La miccia che poteva rischiare di far esplodere l’UE sarebbe dovuta partire dalla Grecia, stremata dal dissesto finanziario, dilatarsi a Portogallo e Spagna e raggiungere l’Italia: per adesso, tutti questi Paesi, pur malandati, sono rimasti a galla anche grazie alla rete di protezione stesa dalla Banca centrale europea (BCE), quella stessa che esattamente due anni fa aveva contribuito a mandare a casa il governo Berlusconi per salvare l’Italia dal fallimento.

In un anno difficile come questo, con la Germania paralizzata dalla vigilia elettorale, la Francia con un Presidente incerto, la Gran Bretagna che minaccia secessione e l’Italia in tutt’altre faccende affaccendata, è quasi un miracolo che nell’UE non si sia fermata la marcia, pur lenta, verso quell’unione bancaria, argine urgente per le turbolenze che ancora si annunciano all’orizzonte e passaggio obbligato verso un’unione politica sempre più necessaria.

Tra mille difficoltà ci stiamo avviando al nuovo bilancio settennale dell’UE, che ci accompagnerà dal 2014 al 2020 con non poche novità e tra queste anche delle opportunità che l’Italia dovrà saper cogliere, oltre ad imparare a spendere correttamente i consistenti fondi che le sono attribuiti, possibilmente nei tempi convenuti e evitando le molte frodi del passato.

Il Consiglio europeo dei Capi di Stato e di Governo del giugno scorso ha mandato qualche segnale di apertura in favore della crescita e dell’occupazione, pur mantenendo ancora serrata la tenaglia dell’austerità e del risanamento dei conti pubblici.
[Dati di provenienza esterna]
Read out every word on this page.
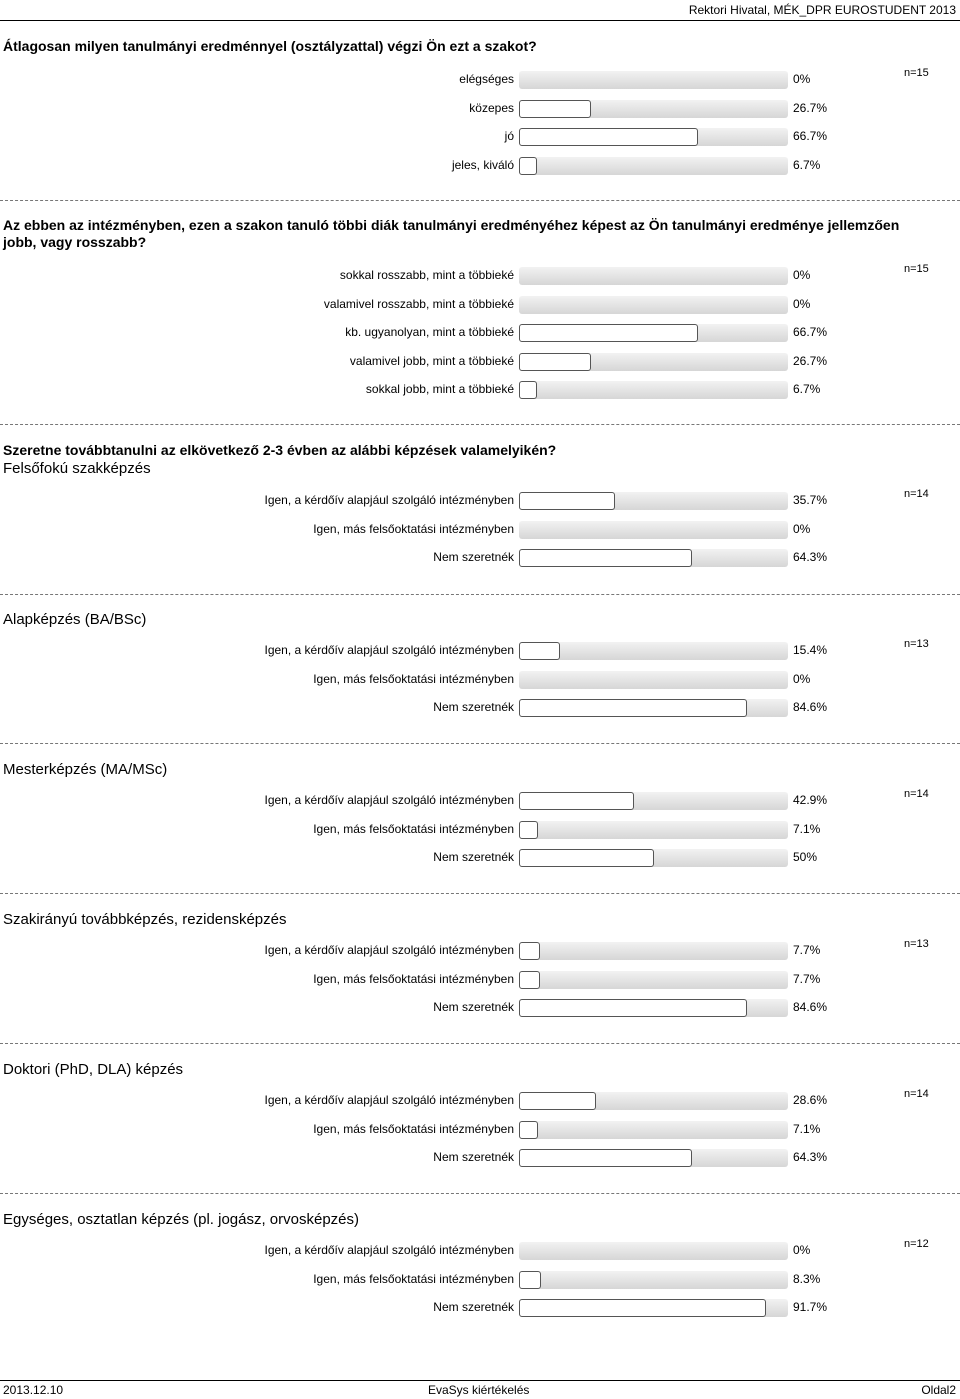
Rektori Hivatal, MÉK_DPR EUROSTUDENT 2013
Átlagosan milyen tanulmányi eredménnyel (osztályzattal) végzi Ön ezt a szakot?
Az ebben az intézményben, ezen a szakon tanuló többi diák tanulmányi eredményéhez képest az Ön tanulmányi eredménye jellemzően jobb, vagy rosszabb?
Szeretne továbbtanulni az elkövetkező 2-3 évben az alábbi képzések valamelyikén?
n=15
elégséges	0%
közepes	26.7%
jó	66.7%
jeles, kiváló	6.7%
n=15
sokkal rosszabb, mint a többieké	0%
valamivel rosszabb, mint a többieké	0%
kb. ugyanolyan, mint a többieké	66.7%
valamivel jobb, mint a többieké	26.7%
sokkal jobb, mint a többieké	6.7%
Felsőfokú szakképzés
n=14
Igen, a kérdőív alapjául szolgáló intézményben	35.7%
Igen, más felsőoktatási intézményben	0%
Nem szeretnék	64.3%
Alapképzés (BA/BSc)
n=13
Igen, a kérdőív alapjául szolgáló intézményben	15.4%
Igen, más felsőoktatási intézményben	0%
Nem szeretnék	84.6%
Mesterképzés (MA/MSc)
n=14
Igen, a kérdőív alapjául szolgáló intézményben	42.9%
Igen, más felsőoktatási intézményben	7.1%
Nem szeretnék	50%
Szakirányú továbbképzés, rezidensképzés
n=13
Igen, a kérdőív alapjául szolgáló intézményben	7.7%
Igen, más felsőoktatási intézményben	7.7%
Nem szeretnék	84.6%
Doktori (PhD, DLA) képzés
n=14
Igen, a kérdőív alapjául szolgáló intézményben	28.6%
Igen, más felsőoktatási intézményben	7.1%
Nem szeretnék	64.3%
Egységes, osztatlan képzés (pl. jogász, orvosképzés)
n=12
Igen, a kérdőív alapjául szolgáló intézményben	0%
Igen, más felsőoktatási intézményben	8.3%
Nem szeretnék	91.7%
2013.12.10	EvaSys kiértékelés	Oldal2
Per l’Italia si è trattato di una boccata di ossigeno, che le ha permesso di cominciare a saldare i debiti verso le nostre aziende e rendere possibili nuovi investimenti.

Gli ultimi dati dell’economia europea resi pubblici nei giorni scorsi raccontano di indici di fiducia che crescono in Germania, di un’accelerazione della crescita in Gran Bretagna, di una riduzione della disoccupazione in Spagna. Complessivamente gli indicatori dell’Organizzazione europea per la cooperazione economica (OCSE) segnalano per l’economia “l’avvio di una fase di recupero già nel 2013”, e un netto miglioramento nel 2014.
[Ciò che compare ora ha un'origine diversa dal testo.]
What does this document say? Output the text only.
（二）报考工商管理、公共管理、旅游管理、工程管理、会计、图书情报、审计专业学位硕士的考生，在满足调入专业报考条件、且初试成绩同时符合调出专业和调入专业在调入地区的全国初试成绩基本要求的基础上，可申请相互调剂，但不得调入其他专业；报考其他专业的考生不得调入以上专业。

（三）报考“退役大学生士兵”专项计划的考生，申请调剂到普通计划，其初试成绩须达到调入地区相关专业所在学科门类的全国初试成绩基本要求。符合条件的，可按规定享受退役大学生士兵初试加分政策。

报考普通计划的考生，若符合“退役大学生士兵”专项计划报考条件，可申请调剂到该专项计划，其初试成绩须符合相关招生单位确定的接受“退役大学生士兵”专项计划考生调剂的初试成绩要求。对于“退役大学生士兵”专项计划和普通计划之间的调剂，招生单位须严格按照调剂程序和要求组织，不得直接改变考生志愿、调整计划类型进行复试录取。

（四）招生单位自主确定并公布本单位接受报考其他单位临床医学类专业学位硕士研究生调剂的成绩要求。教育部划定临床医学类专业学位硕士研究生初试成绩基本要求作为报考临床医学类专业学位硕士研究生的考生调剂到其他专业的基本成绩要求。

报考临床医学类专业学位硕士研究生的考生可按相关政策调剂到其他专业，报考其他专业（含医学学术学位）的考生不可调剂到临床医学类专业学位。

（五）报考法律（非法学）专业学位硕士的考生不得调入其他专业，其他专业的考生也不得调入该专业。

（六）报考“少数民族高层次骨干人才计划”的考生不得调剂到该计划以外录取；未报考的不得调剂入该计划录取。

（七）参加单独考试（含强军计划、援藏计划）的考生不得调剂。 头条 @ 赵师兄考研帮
Purtroppo il contributo dell’Italia a questo cauto ottimismo resta modesto: mentre, secondo il Centro Studi di Confindustria, “ordini ed esportazioni stanno confermando l’attenuazione della recessione nell’industria italiana”, continua ad aggravarsi la disoccupazione, con 3 milioni 140mila persone in cerca di lavoro.

Tutto questo in un’Europa viva e vegeta. Sperando che, nei mesi che verranno, viva di più e vegeti di meno.